Thanks for the information. One thing that occurs to me besides
the extra expense of all these commercial Windows screen readers
is that the user experience is not standardized for any of them.
If you get used to JAWS, for example, Voiceover is like
a foreign language and vice versa.
This is bad for the concept of ubiquitous computing. You
walk up to X and need to do Y and the people who spent time and
money making it accessible decided to use a screen reader one
isn't familiar with so the whole thing falls flat despite the
best of intentions.
So my question is, how similar are JAWS, Window-Eyes
and the Optiguide systems? I suspect they all do certain
things better than anybody else's product and totally explode on
other applications. They are too expensive to have one of each
and keep all those running meters humming along and they
probably install libraries and hijack interrupts that would make
product A kill Product B which is, of course, not acceptable.

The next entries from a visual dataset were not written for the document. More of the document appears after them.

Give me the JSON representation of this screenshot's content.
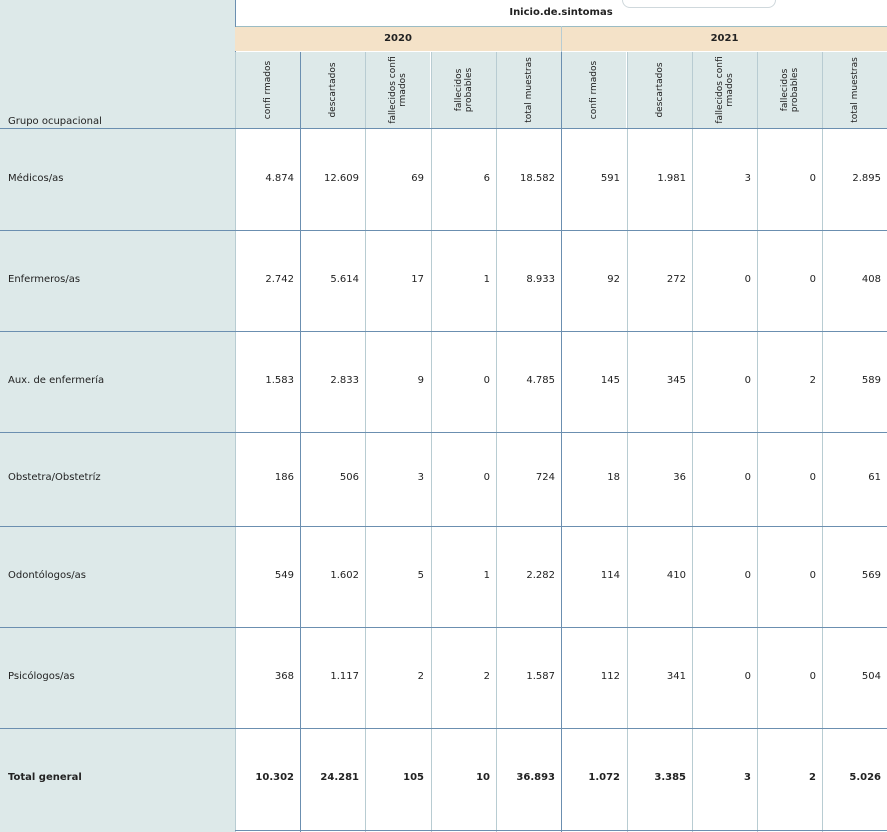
{
  "chart_data": {
    "type": "table",
    "title": "Inicio.de.sintomas",
    "row_header": "Grupo ocupacional",
    "years": [
      "2020",
      "2021"
    ],
    "measures": [
      "confi rmados",
      "descartados",
      "fallecidos confi rmados",
      "fallecidos probables",
      "total muestras"
    ],
    "rows": [
      {
        "label": "Médicos/as",
        "values": [
          "4.874",
          "12.609",
          "69",
          "6",
          "18.582",
          "591",
          "1.981",
          "3",
          "0",
          "2.895"
        ]
      },
      {
        "label": "Enfermeros/as",
        "values": [
          "2.742",
          "5.614",
          "17",
          "1",
          "8.933",
          "92",
          "272",
          "0",
          "0",
          "408"
        ]
      },
      {
        "label": "Aux. de enfermería",
        "values": [
          "1.583",
          "2.833",
          "9",
          "0",
          "4.785",
          "145",
          "345",
          "0",
          "2",
          "589"
        ]
      },
      {
        "label": "Obstetra/Obstetríz",
        "values": [
          "186",
          "506",
          "3",
          "0",
          "724",
          "18",
          "36",
          "0",
          "0",
          "61"
        ]
      },
      {
        "label": "Odontólogos/as",
        "values": [
          "549",
          "1.602",
          "5",
          "1",
          "2.282",
          "114",
          "410",
          "0",
          "0",
          "569"
        ]
      },
      {
        "label": "Psicólogos/as",
        "values": [
          "368",
          "1.117",
          "2",
          "2",
          "1.587",
          "112",
          "341",
          "0",
          "0",
          "504"
        ]
      }
    ],
    "total": {
      "label": "Total general",
      "values": [
        "10.302",
        "24.281",
        "105",
        "10",
        "36.893",
        "1.072",
        "3.385",
        "3",
        "2",
        "5.026"
      ]
    }
  },
  "colors": {
    "label_bg": "#dde9e9",
    "year_bg": "#f4e2c8",
    "row_line": "#6b8fb0",
    "col_line": "#b8ccd2"
  }
}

That's the nature of the technology and I am not down on
anything except the concept of extra cost screen readers, but
other than that, how easy is it to move between the 3 or 4
commonly-used products?
Sighted users who are used to Windows can go fairly
seemlessly to a Mac because the GUI experience is similar but as
far as I know, every screen reader from Voiceover to all the
Windows products are all their own little world.
Martin
Chris writes:
> I wonder if any of you have seen this. Got this via a tweet.